(1) It’s completely impossible.
(2) It’s possible, but it’s not worth doing.
(3) I said it was a good idea all along.
As is so often the case, string theory arose from a collection of discredited ideas. Over a period of 50 years vital pieces of the puzzle came to light, only to be ignored in favour of more fashionable topics. When string theory became mainstream, physicists realised that these early insights were extraordinarily prescient.
The story begins in 1919 with a little known Polish mathematician, Theodor Kaluza. Inspired by Einstein’s revolutionary ideas, he attempted to overthrow a central tenet of physics. “What if there are extra dimensions we just can’t see?” he asked.
Working alone, he attempted to incorporate a hidden dimension into Einstein’s model for gravity. Unsurprisingly, his five-dimensional theory had more equations than the usual four-dimensional approach. Looking closely at the extra equations he had found, Kaluza spotted something remarkable. They were precisely Maxwell’s equations governing the electromagnetic field!
This unification of electromagnetism and gravity was completely unprecedented. Even Einstein had praise for the achievement, commenting, “I like your idea enormously”. But Kaluza didn’t have an explanation for why we don’t notice the fifth dimension. This discovery fell to another outsider, Oskar Klein.
Klein realised that the extra dimension could curl up to form a circle. If the circle were small enough we’d never realise it was there. Between them, Kaluza and Klein had taken the first baby steps towards a higher dimensional reality.
Sadly Kaluza-Klein theory was almost immediately shown to be wrong: its predictions differed vastly from experimental data. Alongside the birth of quantum mechanics, nobody had any time for a broken toy model of reality. And so Kaluza and Klein were forgotten. Forgotten until string theory, that is.

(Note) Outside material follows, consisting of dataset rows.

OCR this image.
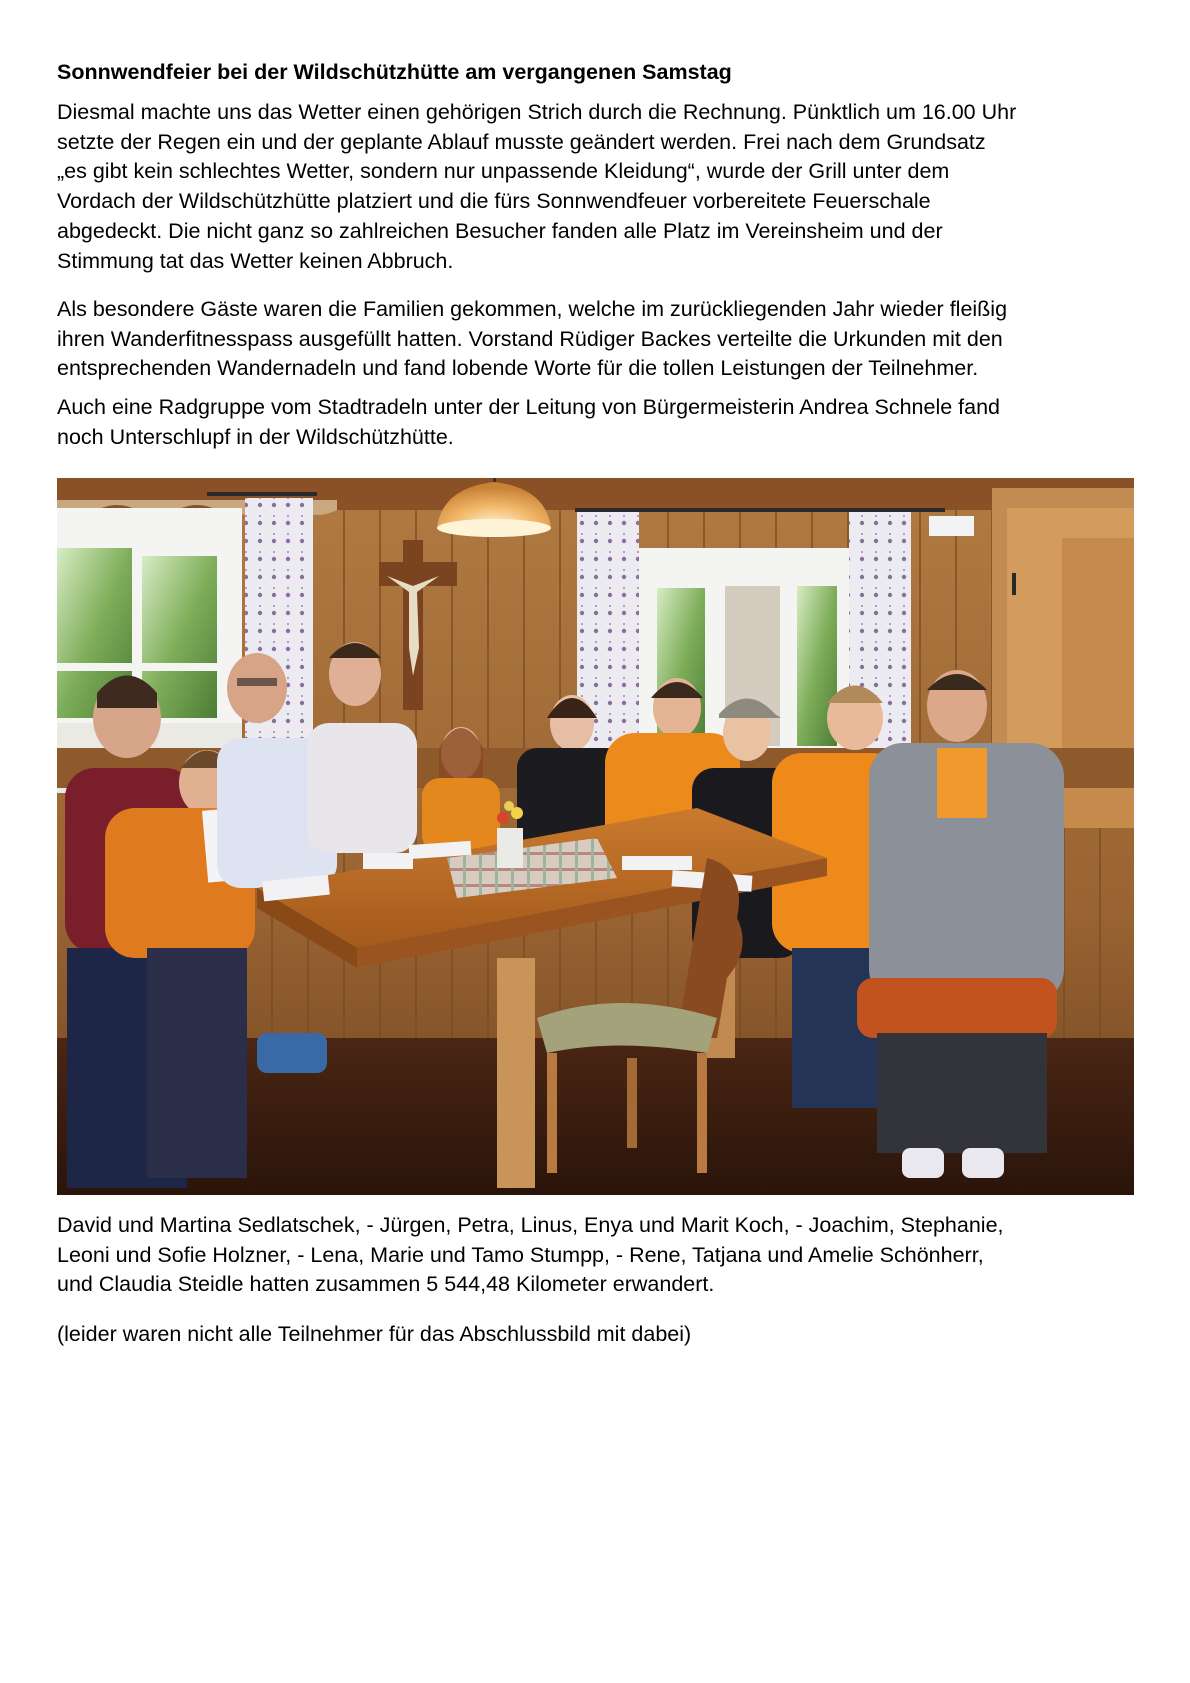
Sonnwendfeier bei der Wildschützhütte am vergangenen Samstag

Diesmal machte uns das Wetter einen gehörigen Strich durch die Rechnung. Pünktlich um 16.00 Uhr
setzte der Regen ein und der geplante Ablauf musste geändert werden. Frei nach dem Grundsatz
„es gibt kein schlechtes Wetter, sondern nur unpassende Kleidung“, wurde der Grill unter dem
Vordach der Wildschützhütte platziert und die fürs Sonnwendfeuer vorbereitete Feuerschale
abgedeckt. Die nicht ganz so zahlreichen Besucher fanden alle Platz im Vereinsheim und der
Stimmung tat das Wetter keinen Abbruch.

Als besondere Gäste waren die Familien gekommen, welche im zurückliegenden Jahr wieder fleißig
ihren Wanderfitnesspass ausgefüllt hatten. Vorstand Rüdiger Backes verteilte die Urkunden mit den
entsprechenden Wandernadeln und fand lobende Worte für die tollen Leistungen der Teilnehmer.

Auch eine Radgruppe vom Stadtradeln unter der Leitung von Bürgermeisterin Andrea Schnele fand
noch Unterschlupf in der Wildschützhütte.

David und Martina Sedlatschek, - Jürgen, Petra, Linus, Enya und Marit Koch, - Joachim, Stephanie,
Leoni und Sofie Holzner, - Lena, Marie und Tamo Stumpp, - Rene, Tatjana und Amelie Schönherr,
und Claudia Steidle hatten zusammen 5 544,48 Kilometer erwandert.

(leider waren nicht alle Teilnehmer für das Abschlussbild mit dabei)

The second foundational fragment fared somewhat better. By 1943 quantum mechanics was established at the forefront of physics. Experiments had shown that electrons could be thought of as pointlike particles, but the atomic nucleus was causing some problems: protons and neutrons seemed to behave more like spheres than points.
Werner Heisenberg was among the first to tackle the issue. He proposed that our usual notions of smooth spacetime break down at subatomic scales, due to the uncertainly principle. This allows protons and neutrons to have spatial extent from the quantum perspective, but appear pointlike for general relativity.
Although this solved the problem of protons and neutrons, it raised yet bigger problems. Heisenberg was claiming that at the quantum scale, space and time are unreliable. It’s pointless trying to keep track of exactly how particles interact if you can’t rely on a fixed backdrop. “So”, said Heisenberg, “just calculate the probabilities of different interactions taking place”. In other words, don’t worry about exactly how things happen.
This bizarre new viewpoint became known as S-matrix theory. Unfortunately it was rather hard to do calculations in Heisenberg’s model. Although it had some success, it was eventually supplanted by the ideas of quantum field theory.
Nevertheless some researches persevered. One of these was Gabriele Veneziano. Using tools inspired by S-matrix theory, he kickstarted string theory. Heisenberg’s ideas of quantum spacetime breakdown eventually reached full fruition during the 1980s. These neglected ideas, and others, found joyous vindication in the humble string.